Charles Dickens era um caçador de fantasmas da vida real. 

O autor de tantos clássicos amados e adaptados diversas vezes para as telas, como Um conto de Natal e David Copperfield, tinha alguns hobbies curiosos. Ele foi um dos primeiros fascinados por true crime. Chegou a fazer amizade com a polícia londrina para estar a par das investigações dos terríveis homicídios que ocorriam na violenta Londres do século XIX. Além de ser inclinado ao gore, Dickens também se interessava pelo que acontece depois da morte. 
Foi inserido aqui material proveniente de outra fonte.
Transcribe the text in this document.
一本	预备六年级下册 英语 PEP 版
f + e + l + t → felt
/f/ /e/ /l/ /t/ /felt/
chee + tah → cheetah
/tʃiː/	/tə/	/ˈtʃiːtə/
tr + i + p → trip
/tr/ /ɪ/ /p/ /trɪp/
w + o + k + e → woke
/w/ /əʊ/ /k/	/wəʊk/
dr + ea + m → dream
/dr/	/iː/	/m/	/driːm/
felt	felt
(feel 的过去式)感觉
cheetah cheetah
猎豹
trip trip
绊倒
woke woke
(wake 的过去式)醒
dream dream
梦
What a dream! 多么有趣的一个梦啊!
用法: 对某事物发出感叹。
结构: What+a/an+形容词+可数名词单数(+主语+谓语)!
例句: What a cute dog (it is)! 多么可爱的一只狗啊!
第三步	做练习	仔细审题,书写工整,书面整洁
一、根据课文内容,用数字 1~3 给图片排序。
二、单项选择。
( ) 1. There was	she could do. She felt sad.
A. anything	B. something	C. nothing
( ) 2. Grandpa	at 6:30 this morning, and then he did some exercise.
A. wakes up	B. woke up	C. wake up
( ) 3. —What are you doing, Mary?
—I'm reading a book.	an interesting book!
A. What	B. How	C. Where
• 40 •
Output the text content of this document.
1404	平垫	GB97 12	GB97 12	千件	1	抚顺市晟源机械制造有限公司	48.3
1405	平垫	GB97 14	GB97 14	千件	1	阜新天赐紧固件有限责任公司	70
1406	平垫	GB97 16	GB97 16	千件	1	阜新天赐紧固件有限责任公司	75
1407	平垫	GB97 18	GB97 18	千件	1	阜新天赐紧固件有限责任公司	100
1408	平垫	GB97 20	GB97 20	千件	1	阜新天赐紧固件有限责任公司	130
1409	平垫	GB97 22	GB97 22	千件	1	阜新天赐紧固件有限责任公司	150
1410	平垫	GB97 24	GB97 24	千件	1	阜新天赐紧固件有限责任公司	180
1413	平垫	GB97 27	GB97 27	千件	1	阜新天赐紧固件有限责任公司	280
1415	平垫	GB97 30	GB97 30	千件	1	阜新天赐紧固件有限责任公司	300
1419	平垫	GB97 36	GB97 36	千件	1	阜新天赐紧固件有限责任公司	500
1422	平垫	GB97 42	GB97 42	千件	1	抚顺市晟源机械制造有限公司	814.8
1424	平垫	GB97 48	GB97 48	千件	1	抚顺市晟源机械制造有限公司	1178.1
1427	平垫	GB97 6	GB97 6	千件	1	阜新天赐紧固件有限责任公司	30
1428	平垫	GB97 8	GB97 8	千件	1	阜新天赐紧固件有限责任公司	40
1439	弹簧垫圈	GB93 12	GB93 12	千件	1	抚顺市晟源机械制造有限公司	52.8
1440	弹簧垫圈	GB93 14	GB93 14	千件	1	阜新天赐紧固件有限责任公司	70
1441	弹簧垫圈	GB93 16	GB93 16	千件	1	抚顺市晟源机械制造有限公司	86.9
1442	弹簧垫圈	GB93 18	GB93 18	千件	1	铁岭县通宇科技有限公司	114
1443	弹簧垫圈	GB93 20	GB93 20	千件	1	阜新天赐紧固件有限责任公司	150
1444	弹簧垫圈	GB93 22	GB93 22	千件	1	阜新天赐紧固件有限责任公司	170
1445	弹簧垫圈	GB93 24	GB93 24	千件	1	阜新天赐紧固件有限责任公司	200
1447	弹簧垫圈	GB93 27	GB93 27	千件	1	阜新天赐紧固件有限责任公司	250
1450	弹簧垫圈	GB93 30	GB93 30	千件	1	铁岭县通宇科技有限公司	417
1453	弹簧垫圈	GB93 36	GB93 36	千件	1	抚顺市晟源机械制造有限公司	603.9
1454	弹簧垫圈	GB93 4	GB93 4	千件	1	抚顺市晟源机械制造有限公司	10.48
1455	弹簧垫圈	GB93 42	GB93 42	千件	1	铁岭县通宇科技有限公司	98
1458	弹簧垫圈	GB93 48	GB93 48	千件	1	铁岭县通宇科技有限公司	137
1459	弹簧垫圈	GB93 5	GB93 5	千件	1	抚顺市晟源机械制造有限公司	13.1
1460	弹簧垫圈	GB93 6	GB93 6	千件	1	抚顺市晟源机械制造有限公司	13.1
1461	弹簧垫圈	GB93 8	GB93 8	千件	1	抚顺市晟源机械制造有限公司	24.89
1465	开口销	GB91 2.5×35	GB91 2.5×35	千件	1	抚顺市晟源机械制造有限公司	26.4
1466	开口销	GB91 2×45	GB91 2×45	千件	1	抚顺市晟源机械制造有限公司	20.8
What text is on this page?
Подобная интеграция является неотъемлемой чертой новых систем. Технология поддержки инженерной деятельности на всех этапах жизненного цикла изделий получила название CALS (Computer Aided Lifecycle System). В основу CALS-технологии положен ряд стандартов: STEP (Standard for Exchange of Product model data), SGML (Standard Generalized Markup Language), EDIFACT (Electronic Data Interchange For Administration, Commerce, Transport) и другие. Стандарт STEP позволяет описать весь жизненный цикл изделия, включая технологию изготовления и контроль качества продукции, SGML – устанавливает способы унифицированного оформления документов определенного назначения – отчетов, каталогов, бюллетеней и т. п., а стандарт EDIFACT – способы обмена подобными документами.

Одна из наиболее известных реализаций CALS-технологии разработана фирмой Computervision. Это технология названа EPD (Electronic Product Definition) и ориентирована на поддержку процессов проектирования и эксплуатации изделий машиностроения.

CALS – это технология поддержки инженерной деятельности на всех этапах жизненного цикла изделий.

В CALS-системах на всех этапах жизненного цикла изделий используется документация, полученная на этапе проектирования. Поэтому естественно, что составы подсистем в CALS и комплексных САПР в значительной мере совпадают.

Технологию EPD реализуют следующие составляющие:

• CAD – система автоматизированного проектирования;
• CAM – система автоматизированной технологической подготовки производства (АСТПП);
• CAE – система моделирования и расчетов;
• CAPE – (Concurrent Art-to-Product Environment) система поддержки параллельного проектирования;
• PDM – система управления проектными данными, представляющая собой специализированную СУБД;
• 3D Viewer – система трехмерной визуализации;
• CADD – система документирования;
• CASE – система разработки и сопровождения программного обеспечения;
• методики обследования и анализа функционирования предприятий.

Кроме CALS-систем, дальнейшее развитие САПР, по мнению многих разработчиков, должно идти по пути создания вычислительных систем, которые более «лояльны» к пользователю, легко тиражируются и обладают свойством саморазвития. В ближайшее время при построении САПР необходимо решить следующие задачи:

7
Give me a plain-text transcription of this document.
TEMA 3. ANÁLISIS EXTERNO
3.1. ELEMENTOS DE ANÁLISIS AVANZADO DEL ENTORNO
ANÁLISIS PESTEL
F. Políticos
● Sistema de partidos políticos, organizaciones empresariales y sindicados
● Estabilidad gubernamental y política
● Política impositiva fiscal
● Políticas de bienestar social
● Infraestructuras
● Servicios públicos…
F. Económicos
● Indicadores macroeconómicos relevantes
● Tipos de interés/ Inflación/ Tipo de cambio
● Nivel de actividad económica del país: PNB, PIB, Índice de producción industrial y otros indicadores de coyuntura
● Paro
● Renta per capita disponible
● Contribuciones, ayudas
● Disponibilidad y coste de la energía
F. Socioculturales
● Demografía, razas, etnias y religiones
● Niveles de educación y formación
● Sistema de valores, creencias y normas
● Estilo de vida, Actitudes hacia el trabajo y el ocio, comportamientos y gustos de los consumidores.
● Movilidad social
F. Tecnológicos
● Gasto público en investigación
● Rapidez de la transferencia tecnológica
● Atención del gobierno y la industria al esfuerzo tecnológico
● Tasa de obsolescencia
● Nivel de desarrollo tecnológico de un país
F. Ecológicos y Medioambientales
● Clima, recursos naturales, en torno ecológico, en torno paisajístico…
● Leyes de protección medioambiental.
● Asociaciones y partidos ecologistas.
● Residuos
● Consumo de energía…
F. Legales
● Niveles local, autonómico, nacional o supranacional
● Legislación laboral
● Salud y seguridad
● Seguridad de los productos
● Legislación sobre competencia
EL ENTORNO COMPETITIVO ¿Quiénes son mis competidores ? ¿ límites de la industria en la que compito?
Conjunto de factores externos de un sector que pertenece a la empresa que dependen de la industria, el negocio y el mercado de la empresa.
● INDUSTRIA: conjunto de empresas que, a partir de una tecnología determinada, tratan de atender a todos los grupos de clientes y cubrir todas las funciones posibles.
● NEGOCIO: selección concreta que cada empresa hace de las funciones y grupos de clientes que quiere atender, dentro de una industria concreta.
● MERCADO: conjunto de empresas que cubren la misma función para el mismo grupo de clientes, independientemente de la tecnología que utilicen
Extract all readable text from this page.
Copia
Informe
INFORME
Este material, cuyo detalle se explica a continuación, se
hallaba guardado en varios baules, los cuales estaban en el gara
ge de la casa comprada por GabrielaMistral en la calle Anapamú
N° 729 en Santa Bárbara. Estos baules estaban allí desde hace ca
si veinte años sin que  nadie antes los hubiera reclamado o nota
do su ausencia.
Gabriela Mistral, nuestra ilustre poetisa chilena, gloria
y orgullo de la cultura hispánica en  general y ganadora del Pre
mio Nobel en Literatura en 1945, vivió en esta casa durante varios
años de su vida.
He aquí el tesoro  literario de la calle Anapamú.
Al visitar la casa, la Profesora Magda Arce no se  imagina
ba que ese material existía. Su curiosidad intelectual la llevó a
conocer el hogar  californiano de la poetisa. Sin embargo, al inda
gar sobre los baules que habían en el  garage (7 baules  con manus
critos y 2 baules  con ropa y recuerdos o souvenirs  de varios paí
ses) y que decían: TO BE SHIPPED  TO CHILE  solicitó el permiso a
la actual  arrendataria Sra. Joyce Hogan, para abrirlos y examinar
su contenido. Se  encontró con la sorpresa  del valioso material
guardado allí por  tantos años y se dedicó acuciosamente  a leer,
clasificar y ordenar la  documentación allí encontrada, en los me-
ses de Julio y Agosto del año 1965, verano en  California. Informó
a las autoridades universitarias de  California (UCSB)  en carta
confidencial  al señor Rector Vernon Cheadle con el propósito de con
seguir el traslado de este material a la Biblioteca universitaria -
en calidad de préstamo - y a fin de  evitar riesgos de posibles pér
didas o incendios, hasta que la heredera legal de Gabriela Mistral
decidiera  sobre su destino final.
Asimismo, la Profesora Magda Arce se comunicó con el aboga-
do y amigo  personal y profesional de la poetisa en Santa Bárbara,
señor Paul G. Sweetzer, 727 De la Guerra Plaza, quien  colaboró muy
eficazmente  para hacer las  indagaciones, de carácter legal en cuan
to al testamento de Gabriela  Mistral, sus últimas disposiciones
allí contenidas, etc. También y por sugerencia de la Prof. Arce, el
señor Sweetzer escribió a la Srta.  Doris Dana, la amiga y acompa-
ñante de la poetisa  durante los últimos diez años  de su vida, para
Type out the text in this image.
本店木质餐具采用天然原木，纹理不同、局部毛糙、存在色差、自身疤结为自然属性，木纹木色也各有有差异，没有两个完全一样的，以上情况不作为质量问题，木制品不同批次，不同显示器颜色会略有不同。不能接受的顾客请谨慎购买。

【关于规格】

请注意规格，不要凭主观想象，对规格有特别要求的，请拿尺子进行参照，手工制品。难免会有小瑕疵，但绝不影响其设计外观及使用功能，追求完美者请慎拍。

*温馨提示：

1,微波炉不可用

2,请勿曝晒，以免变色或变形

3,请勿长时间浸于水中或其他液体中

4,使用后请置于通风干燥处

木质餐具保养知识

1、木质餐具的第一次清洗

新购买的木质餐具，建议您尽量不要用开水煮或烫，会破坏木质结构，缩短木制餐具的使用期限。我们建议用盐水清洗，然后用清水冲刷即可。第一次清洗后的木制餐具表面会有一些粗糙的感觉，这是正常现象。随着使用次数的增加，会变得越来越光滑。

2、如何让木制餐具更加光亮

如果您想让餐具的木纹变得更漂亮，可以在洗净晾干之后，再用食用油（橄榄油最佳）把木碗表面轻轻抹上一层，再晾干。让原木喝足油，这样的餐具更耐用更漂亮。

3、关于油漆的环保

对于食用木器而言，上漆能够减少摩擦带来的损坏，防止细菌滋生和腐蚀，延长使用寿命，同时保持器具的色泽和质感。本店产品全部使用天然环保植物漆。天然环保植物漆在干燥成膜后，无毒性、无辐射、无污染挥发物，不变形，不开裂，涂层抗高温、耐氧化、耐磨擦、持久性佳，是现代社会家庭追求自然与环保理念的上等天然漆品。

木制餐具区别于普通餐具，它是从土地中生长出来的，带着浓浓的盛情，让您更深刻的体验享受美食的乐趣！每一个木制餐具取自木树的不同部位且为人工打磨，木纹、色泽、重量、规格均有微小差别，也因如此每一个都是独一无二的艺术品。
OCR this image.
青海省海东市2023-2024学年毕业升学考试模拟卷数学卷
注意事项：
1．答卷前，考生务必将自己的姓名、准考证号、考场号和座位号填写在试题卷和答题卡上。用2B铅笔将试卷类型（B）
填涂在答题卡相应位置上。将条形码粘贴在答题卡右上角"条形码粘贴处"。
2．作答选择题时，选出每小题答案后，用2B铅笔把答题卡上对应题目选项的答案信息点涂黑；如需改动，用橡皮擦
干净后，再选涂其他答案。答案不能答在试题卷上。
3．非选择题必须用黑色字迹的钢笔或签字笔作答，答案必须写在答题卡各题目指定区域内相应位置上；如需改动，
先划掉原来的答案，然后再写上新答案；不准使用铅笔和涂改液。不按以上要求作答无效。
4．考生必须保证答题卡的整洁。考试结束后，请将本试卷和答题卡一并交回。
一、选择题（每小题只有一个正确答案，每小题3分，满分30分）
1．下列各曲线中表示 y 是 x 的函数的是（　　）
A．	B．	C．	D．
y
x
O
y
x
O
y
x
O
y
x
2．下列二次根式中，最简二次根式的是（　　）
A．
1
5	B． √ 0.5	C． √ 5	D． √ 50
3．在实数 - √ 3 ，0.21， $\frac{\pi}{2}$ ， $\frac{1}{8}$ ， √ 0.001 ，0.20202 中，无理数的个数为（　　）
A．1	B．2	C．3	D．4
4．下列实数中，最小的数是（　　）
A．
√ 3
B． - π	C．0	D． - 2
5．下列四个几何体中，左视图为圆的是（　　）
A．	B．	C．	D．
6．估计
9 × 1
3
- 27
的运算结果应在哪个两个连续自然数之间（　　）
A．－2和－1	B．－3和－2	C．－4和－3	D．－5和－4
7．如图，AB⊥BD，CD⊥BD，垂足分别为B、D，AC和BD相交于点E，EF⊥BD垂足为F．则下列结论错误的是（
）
Em meados do século XIX, um grupo de estudantes da Trinity College em Cambridge começou a se reunir para conversar sobre fantasmas, espíritos e todas as coisas sobrenaturais. A ideia não era nova: a Inglaterra estava há algumas décadas envolvida no espiritualismo, a crença na comunicação com os mortos. Anos depois, em 1862, o grupo já tinha ido para Londres e formado uma sociedade: The Ghost Club. Foi nessa época que Charles Dickens entrou como membro fundador. 

Charles Dickens

O The Ghost Club ainda existe, sendo considerado um dos mais antigos grupos de investigação paranormal do mundo. Mas foi ridicularizado em sua fundação. É preciso lembrar que a década de 1860 foi o apogeu do espiritualismo em Londres. Havia uma energia contagiante nas sessões (séances) e em histórias de fantasmas; aparentemente, todo mundo tinha uma. Ainda assim, o clube de Dickens foi considerado bobo pelo The London Times. Foi o fato de Charles Dickens ser um de seus membros que deu alguma legitimidade ao clube. 

Mesmo um nome de peso como Dickens não parecia ser o suficiente para que aquela fosse considerada uma organização séria. Porém, enquanto outros membros eram crédulos, procurando ativamente pelo sobrenatural, Dickens era um homem da ciência com fascínio pelo mistério. Ele até poderia ansiar secretamente por encontrar um espírito, mas assemelha-se muito mais com a turma do Scooby-Doo, revelando fantasmas que eram apenas truques de pessoas comuns. 

Mas Dickens não foi o único autor famoso a juntar-se ao clube. Sir Arthur Conan Doyle também fazia parte - e, além de tudo, era espiritualista. Enquanto seu personagem, Sherlock Holmes, era lógico, Conan Doyle acreditava em qualquer coisa sobrenatural, de fantasmas a fadas. A ideia de juntar-se ao The Ghost Club era para provar que fantasmas existem. 

Mas nos voltemos a entender um pouco o espiritualismo daqueles tempos. 

Espiritualismo na era vitoriana 

O espiritualismo se tornou uma febre durante a década de 1850. Seu início, todavia, vem de algumas décadas antes, quando Emanuel Swedenborg postulou questões sobre o mundo espiritual em meados de 1700. Seus seguidores foram muitos, e Swedenborg, um cientista sueco, conseguiu notoriedade com suas ideias inconvencionais, com o estímulo adicional de Anton Mesmer, médico alemão do século XVIII, e suas experiências com o que ele chamava de magnetismo animal (ou, como ficou conhecido, o mesmerismo - que deu origem a um dos melhores contos de horror já escritos, O caso do sr. Valdemar, de Edgar Allan Poe), que ele acreditava envolver a influência de corpos celestes sobre os terrestres e a possibilidade de cura através do magnetismo espiritual.  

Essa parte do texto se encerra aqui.